París, la baldosa: avería del scooter, varias semanas para que lleguen las piezas a sustituir. Sólo una solución, el transporte público. Este primer día hace frío, nos vestimos en consecuencia. Línea de dirección 12. Primer tren, lleno de gente. No hay problema, solo espera el siguiente. Abarrotado también. Viene el tercero, es lo mismo. Entramos en esto pensando en los numerosos informes sobre el metro de Tokio.
Nariz pegada al cristal pegajoso de la puerta. Una tortura que dura una veintena de estaciones. Todos los pasajeros tienen auriculares puestos y todos miran sus teléfonos. Recordamos, con emoción, aquellos tiempos en los que la mayoría de los adultos leía el periódico. Para colmo de dolor, como decía Édouard Balladur cuando cogía el RER, hace un calor tremendo. Con ropa de invierno es intolerable, tendrías que venir en camiseta sin mangas. Por la tarde, a la vuelta, misma pelea. Es una tortura. Al día siguiente, otra opción: el autobús.

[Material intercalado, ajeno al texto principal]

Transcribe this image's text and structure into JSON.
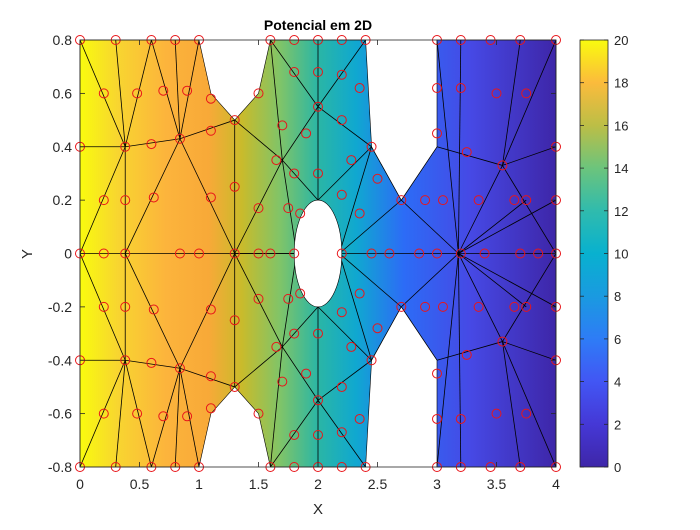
{
  "chart_data": {
    "type": "heatmap",
    "title": "Potencial em 2D",
    "xlabel": "X",
    "ylabel": "Y",
    "xlim": [
      0,
      4
    ],
    "ylim": [
      -0.8,
      0.8
    ],
    "xticks": [
      0,
      0.5,
      1,
      1.5,
      2,
      2.5,
      3,
      3.5,
      4
    ],
    "xtick_labels": [
      "0",
      "0.5",
      "1",
      "1.5",
      "2",
      "2.5",
      "3",
      "3.5",
      "4"
    ],
    "yticks": [
      0.8,
      0.6,
      0.4,
      0.2,
      0,
      -0.2,
      -0.4,
      -0.6,
      -0.8
    ],
    "ytick_labels": [
      "0.8",
      "0.6",
      "0.4",
      "0.2",
      "0",
      "-0.2",
      "-0.4",
      "-0.6",
      "-0.8"
    ],
    "colorbar": {
      "colormap": "parula",
      "range": [
        0,
        20
      ],
      "ticks": [
        0,
        2,
        4,
        6,
        8,
        10,
        12,
        14,
        16,
        18,
        20
      ],
      "tick_labels": [
        "0",
        "2",
        "4",
        "6",
        "8",
        "10",
        "12",
        "14",
        "16",
        "18",
        "20"
      ],
      "position": "right"
    },
    "potential": {
      "x_at_max": 0,
      "x_at_min": 4,
      "max": 20,
      "min": 0
    },
    "domain_outline": [
      [
        0,
        -0.8
      ],
      [
        0,
        0.8
      ],
      [
        1,
        0.8
      ],
      [
        1.1,
        0.6
      ],
      [
        1.3,
        0.5
      ],
      [
        1.5,
        0.6
      ],
      [
        1.6,
        0.8
      ],
      [
        2.4,
        0.8
      ],
      [
        2.45,
        0.4
      ],
      [
        2.7,
        0.2
      ],
      [
        3.0,
        0.4
      ],
      [
        3.0,
        0.8
      ],
      [
        4,
        0.8
      ],
      [
        4,
        -0.8
      ],
      [
        3.0,
        -0.8
      ],
      [
        3.0,
        -0.4
      ],
      [
        2.7,
        -0.2
      ],
      [
        2.45,
        -0.4
      ],
      [
        2.4,
        -0.8
      ],
      [
        1.6,
        -0.8
      ],
      [
        1.5,
        -0.6
      ],
      [
        1.3,
        -0.5
      ],
      [
        1.1,
        -0.6
      ],
      [
        1,
        -0.8
      ]
    ],
    "hole": {
      "center": [
        2,
        0
      ],
      "rx": 0.2,
      "ry": 0.2
    },
    "mesh_nodes": [
      [
        0,
        0.8
      ],
      [
        0.3,
        0.8
      ],
      [
        0.6,
        0.8
      ],
      [
        0.8,
        0.8
      ],
      [
        1,
        0.8
      ],
      [
        0,
        0.4
      ],
      [
        0,
        0
      ],
      [
        0,
        -0.4
      ],
      [
        0,
        -0.8
      ],
      [
        0.3,
        -0.8
      ],
      [
        0.6,
        -0.8
      ],
      [
        0.8,
        -0.8
      ],
      [
        1,
        -0.8
      ],
      [
        0.2,
        0.6
      ],
      [
        0.48,
        0.6
      ],
      [
        0.7,
        0.61
      ],
      [
        0.9,
        0.61
      ],
      [
        1.1,
        0.58
      ],
      [
        0.38,
        0.4
      ],
      [
        0.6,
        0.41
      ],
      [
        0.84,
        0.43
      ],
      [
        1.1,
        0.46
      ],
      [
        1.3,
        0.5
      ],
      [
        0.2,
        0.2
      ],
      [
        0.38,
        0.2
      ],
      [
        0.62,
        0.21
      ],
      [
        1.1,
        0.21
      ],
      [
        1.3,
        0.25
      ],
      [
        0.2,
        0
      ],
      [
        0.38,
        0
      ],
      [
        0.84,
        0
      ],
      [
        1.0,
        0
      ],
      [
        1.3,
        0
      ],
      [
        1.5,
        0
      ],
      [
        0.2,
        -0.2
      ],
      [
        0.38,
        -0.2
      ],
      [
        0.62,
        -0.21
      ],
      [
        1.1,
        -0.21
      ],
      [
        1.3,
        -0.25
      ],
      [
        0.38,
        -0.4
      ],
      [
        0.6,
        -0.41
      ],
      [
        0.84,
        -0.43
      ],
      [
        1.1,
        -0.46
      ],
      [
        1.3,
        -0.5
      ],
      [
        0.2,
        -0.6
      ],
      [
        0.48,
        -0.6
      ],
      [
        0.7,
        -0.61
      ],
      [
        0.9,
        -0.61
      ],
      [
        1.1,
        -0.58
      ],
      [
        1.6,
        0.8
      ],
      [
        1.8,
        0.8
      ],
      [
        2.0,
        0.8
      ],
      [
        2.2,
        0.8
      ],
      [
        2.4,
        0.8
      ],
      [
        1.5,
        0.6
      ],
      [
        1.8,
        0.68
      ],
      [
        2.0,
        0.68
      ],
      [
        2.2,
        0.67
      ],
      [
        2.35,
        0.62
      ],
      [
        1.7,
        0.48
      ],
      [
        1.9,
        0.45
      ],
      [
        2.0,
        0.55
      ],
      [
        2.2,
        0.5
      ],
      [
        2.45,
        0.4
      ],
      [
        1.65,
        0.35
      ],
      [
        1.8,
        0.3
      ],
      [
        2.0,
        0.3
      ],
      [
        2.28,
        0.35
      ],
      [
        2.5,
        0.28
      ],
      [
        1.5,
        0.17
      ],
      [
        1.75,
        0.17
      ],
      [
        1.85,
        0.15
      ],
      [
        2.2,
        0.22
      ],
      [
        2.35,
        0.15
      ],
      [
        2.7,
        0.2
      ],
      [
        1.6,
        0
      ],
      [
        1.8,
        0
      ],
      [
        2.2,
        0
      ],
      [
        2.45,
        0
      ],
      [
        2.6,
        0
      ],
      [
        1.5,
        -0.17
      ],
      [
        1.75,
        -0.17
      ],
      [
        1.85,
        -0.15
      ],
      [
        2.2,
        -0.22
      ],
      [
        2.35,
        -0.15
      ],
      [
        2.7,
        -0.2
      ],
      [
        1.65,
        -0.35
      ],
      [
        1.8,
        -0.3
      ],
      [
        2.0,
        -0.3
      ],
      [
        2.28,
        -0.35
      ],
      [
        2.5,
        -0.28
      ],
      [
        1.7,
        -0.48
      ],
      [
        1.9,
        -0.45
      ],
      [
        2.0,
        -0.55
      ],
      [
        2.2,
        -0.5
      ],
      [
        2.45,
        -0.4
      ],
      [
        1.5,
        -0.6
      ],
      [
        1.8,
        -0.68
      ],
      [
        2.0,
        -0.68
      ],
      [
        2.2,
        -0.67
      ],
      [
        2.35,
        -0.62
      ],
      [
        1.6,
        -0.8
      ],
      [
        1.8,
        -0.8
      ],
      [
        2.0,
        -0.8
      ],
      [
        2.2,
        -0.8
      ],
      [
        2.4,
        -0.8
      ],
      [
        3.0,
        0.8
      ],
      [
        3.2,
        0.8
      ],
      [
        3.45,
        0.8
      ],
      [
        3.7,
        0.8
      ],
      [
        4,
        0.8
      ],
      [
        3.0,
        0.62
      ],
      [
        3.2,
        0.62
      ],
      [
        3.5,
        0.6
      ],
      [
        3.75,
        0.6
      ],
      [
        3.0,
        0.45
      ],
      [
        3.25,
        0.38
      ],
      [
        3.55,
        0.33
      ],
      [
        4,
        0.4
      ],
      [
        2.9,
        0.2
      ],
      [
        3.05,
        0.2
      ],
      [
        3.35,
        0.2
      ],
      [
        3.65,
        0.2
      ],
      [
        3.75,
        0.2
      ],
      [
        2.85,
        0
      ],
      [
        3.0,
        0
      ],
      [
        3.2,
        0
      ],
      [
        3.4,
        0
      ],
      [
        3.7,
        0
      ],
      [
        3.85,
        0
      ],
      [
        4,
        0
      ],
      [
        2.9,
        -0.2
      ],
      [
        3.05,
        -0.2
      ],
      [
        3.35,
        -0.2
      ],
      [
        3.65,
        -0.2
      ],
      [
        3.75,
        -0.2
      ],
      [
        3.0,
        -0.45
      ],
      [
        3.25,
        -0.38
      ],
      [
        3.55,
        -0.33
      ],
      [
        4,
        -0.4
      ],
      [
        3.0,
        -0.62
      ],
      [
        3.2,
        -0.62
      ],
      [
        3.5,
        -0.6
      ],
      [
        3.75,
        -0.6
      ],
      [
        3.0,
        -0.8
      ],
      [
        3.2,
        -0.8
      ],
      [
        3.45,
        -0.8
      ],
      [
        3.7,
        -0.8
      ],
      [
        4,
        -0.8
      ],
      [
        4,
        0.2
      ],
      [
        4,
        -0.2
      ]
    ],
    "mesh_edges": [
      [
        [
          0,
          0.8
        ],
        [
          0.38,
          0.4
        ]
      ],
      [
        [
          0.3,
          0.8
        ],
        [
          0.38,
          0.4
        ]
      ],
      [
        [
          0.6,
          0.8
        ],
        [
          0.38,
          0.4
        ]
      ],
      [
        [
          0.6,
          0.8
        ],
        [
          0.84,
          0.43
        ]
      ],
      [
        [
          0.8,
          0.8
        ],
        [
          0.84,
          0.43
        ]
      ],
      [
        [
          1,
          0.8
        ],
        [
          0.84,
          0.43
        ]
      ],
      [
        [
          0,
          0.4
        ],
        [
          0.38,
          0.4
        ]
      ],
      [
        [
          0,
          0
        ],
        [
          0.38,
          0.4
        ]
      ],
      [
        [
          0.38,
          0.4
        ],
        [
          0.84,
          0.43
        ]
      ],
      [
        [
          0.84,
          0.43
        ],
        [
          1.3,
          0.5
        ]
      ],
      [
        [
          0.38,
          0.4
        ],
        [
          0.38,
          0
        ]
      ],
      [
        [
          0.84,
          0.43
        ],
        [
          1.3,
          0
        ]
      ],
      [
        [
          0.84,
          0.43
        ],
        [
          0.38,
          0
        ]
      ],
      [
        [
          1.3,
          0.5
        ],
        [
          1.3,
          0
        ]
      ],
      [
        [
          1,
          0.8
        ],
        [
          1.3,
          0.5
        ]
      ],
      [
        [
          0,
          0
        ],
        [
          4,
          0
        ]
      ],
      [
        [
          0,
          -0.8
        ],
        [
          0.38,
          -0.4
        ]
      ],
      [
        [
          0.3,
          -0.8
        ],
        [
          0.38,
          -0.4
        ]
      ],
      [
        [
          0.6,
          -0.8
        ],
        [
          0.38,
          -0.4
        ]
      ],
      [
        [
          0.6,
          -0.8
        ],
        [
          0.84,
          -0.43
        ]
      ],
      [
        [
          0.8,
          -0.8
        ],
        [
          0.84,
          -0.43
        ]
      ],
      [
        [
          1,
          -0.8
        ],
        [
          0.84,
          -0.43
        ]
      ],
      [
        [
          0,
          -0.4
        ],
        [
          0.38,
          -0.4
        ]
      ],
      [
        [
          0,
          0
        ],
        [
          0.38,
          -0.4
        ]
      ],
      [
        [
          0.38,
          -0.4
        ],
        [
          0.84,
          -0.43
        ]
      ],
      [
        [
          0.84,
          -0.43
        ],
        [
          1.3,
          -0.5
        ]
      ],
      [
        [
          0.38,
          -0.4
        ],
        [
          0.38,
          0
        ]
      ],
      [
        [
          0.84,
          -0.43
        ],
        [
          1.3,
          0
        ]
      ],
      [
        [
          0.84,
          -0.43
        ],
        [
          0.38,
          0
        ]
      ],
      [
        [
          1.3,
          -0.5
        ],
        [
          1.3,
          0
        ]
      ],
      [
        [
          1,
          -0.8
        ],
        [
          1.3,
          -0.5
        ]
      ],
      [
        [
          1.3,
          0.5
        ],
        [
          1.6,
          0.8
        ]
      ],
      [
        [
          1.3,
          0.5
        ],
        [
          1.7,
          0.35
        ]
      ],
      [
        [
          1.3,
          0
        ],
        [
          1.7,
          0.35
        ]
      ],
      [
        [
          1.6,
          0.8
        ],
        [
          1.7,
          0.35
        ]
      ],
      [
        [
          1.7,
          0.35
        ],
        [
          2.0,
          0.55
        ]
      ],
      [
        [
          1.6,
          0.8
        ],
        [
          2.0,
          0.55
        ]
      ],
      [
        [
          2.0,
          0.8
        ],
        [
          2.0,
          0.55
        ]
      ],
      [
        [
          2.4,
          0.8
        ],
        [
          2.0,
          0.55
        ]
      ],
      [
        [
          2.0,
          0.55
        ],
        [
          2.0,
          0.2
        ]
      ],
      [
        [
          2.0,
          0.55
        ],
        [
          2.45,
          0.4
        ]
      ],
      [
        [
          2.0,
          0.2
        ],
        [
          2.45,
          0.4
        ]
      ],
      [
        [
          2.0,
          0.2
        ],
        [
          1.7,
          0.35
        ]
      ],
      [
        [
          1.7,
          0.35
        ],
        [
          1.82,
          0
        ]
      ],
      [
        [
          1.3,
          0
        ],
        [
          1.82,
          0
        ]
      ],
      [
        [
          2.45,
          0.4
        ],
        [
          2.18,
          0
        ]
      ],
      [
        [
          2.45,
          0.4
        ],
        [
          2.7,
          0.2
        ]
      ],
      [
        [
          2.7,
          0.2
        ],
        [
          2.18,
          0
        ]
      ],
      [
        [
          2.7,
          0.2
        ],
        [
          3.18,
          0
        ]
      ],
      [
        [
          2.7,
          0.2
        ],
        [
          3.0,
          0.4
        ]
      ],
      [
        [
          1.3,
          -0.5
        ],
        [
          1.6,
          -0.8
        ]
      ],
      [
        [
          1.3,
          -0.5
        ],
        [
          1.7,
          -0.35
        ]
      ],
      [
        [
          1.3,
          0
        ],
        [
          1.7,
          -0.35
        ]
      ],
      [
        [
          1.6,
          -0.8
        ],
        [
          1.7,
          -0.35
        ]
      ],
      [
        [
          1.7,
          -0.35
        ],
        [
          2.0,
          -0.55
        ]
      ],
      [
        [
          1.6,
          -0.8
        ],
        [
          2.0,
          -0.55
        ]
      ],
      [
        [
          2.0,
          -0.8
        ],
        [
          2.0,
          -0.55
        ]
      ],
      [
        [
          2.4,
          -0.8
        ],
        [
          2.0,
          -0.55
        ]
      ],
      [
        [
          2.0,
          -0.55
        ],
        [
          2.0,
          -0.2
        ]
      ],
      [
        [
          2.0,
          -0.55
        ],
        [
          2.45,
          -0.4
        ]
      ],
      [
        [
          2.0,
          -0.2
        ],
        [
          2.45,
          -0.4
        ]
      ],
      [
        [
          2.0,
          -0.2
        ],
        [
          1.7,
          -0.35
        ]
      ],
      [
        [
          1.7,
          -0.35
        ],
        [
          1.82,
          0
        ]
      ],
      [
        [
          2.45,
          -0.4
        ],
        [
          2.18,
          0
        ]
      ],
      [
        [
          2.45,
          -0.4
        ],
        [
          2.7,
          -0.2
        ]
      ],
      [
        [
          2.7,
          -0.2
        ],
        [
          2.18,
          0
        ]
      ],
      [
        [
          2.7,
          -0.2
        ],
        [
          3.18,
          0
        ]
      ],
      [
        [
          2.7,
          -0.2
        ],
        [
          3.0,
          -0.4
        ]
      ],
      [
        [
          3.0,
          0.8
        ],
        [
          3.18,
          0
        ]
      ],
      [
        [
          3.2,
          0.8
        ],
        [
          3.18,
          0
        ]
      ],
      [
        [
          3.0,
          0.4
        ],
        [
          3.55,
          0.33
        ]
      ],
      [
        [
          3.18,
          0
        ],
        [
          3.55,
          0.33
        ]
      ],
      [
        [
          3.55,
          0.33
        ],
        [
          4,
          0.8
        ]
      ],
      [
        [
          3.55,
          0.33
        ],
        [
          3.7,
          0.8
        ]
      ],
      [
        [
          3.55,
          0.33
        ],
        [
          4,
          0
        ]
      ],
      [
        [
          3.55,
          0.33
        ],
        [
          4,
          0.4
        ]
      ],
      [
        [
          3.18,
          0
        ],
        [
          3.75,
          0.2
        ]
      ],
      [
        [
          3.18,
          0
        ],
        [
          4,
          0.2
        ]
      ],
      [
        [
          3.0,
          -0.8
        ],
        [
          3.18,
          0
        ]
      ],
      [
        [
          3.2,
          -0.8
        ],
        [
          3.18,
          0
        ]
      ],
      [
        [
          3.0,
          -0.4
        ],
        [
          3.55,
          -0.33
        ]
      ],
      [
        [
          3.18,
          0
        ],
        [
          3.55,
          -0.33
        ]
      ],
      [
        [
          3.55,
          -0.33
        ],
        [
          4,
          -0.8
        ]
      ],
      [
        [
          3.55,
          -0.33
        ],
        [
          3.7,
          -0.8
        ]
      ],
      [
        [
          3.55,
          -0.33
        ],
        [
          4,
          0
        ]
      ],
      [
        [
          3.55,
          -0.33
        ],
        [
          4,
          -0.4
        ]
      ],
      [
        [
          3.18,
          0
        ],
        [
          3.75,
          -0.2
        ]
      ],
      [
        [
          3.18,
          0
        ],
        [
          4,
          -0.2
        ]
      ]
    ]
  }
}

Al llegar al refugio, el cartel indica que el próximo autobús de la línea 39 llega en 19 minutos. Tomamos otro que nos deja a 20 minutos andando del lugar de trabajo. Parece que en París el transporte público está disponible entre las 11 y las 17 horas, lo que resulta complicado cuando no estás jubilado. Un día, milagrosamente, una cita a las 16 horas permite tomar un metro relativamente vacío. Un vistazo rápido a los asientos disuade a uno de sentarse a menos que tenga pantalones de Kevlar. Cuando los turistas lleguen a los Juegos Olímpicos, tendrán derecho a preguntarse si los pasajeros del metro de París no serán, por casualidad, grandes simios (sin esfínteres, por tanto).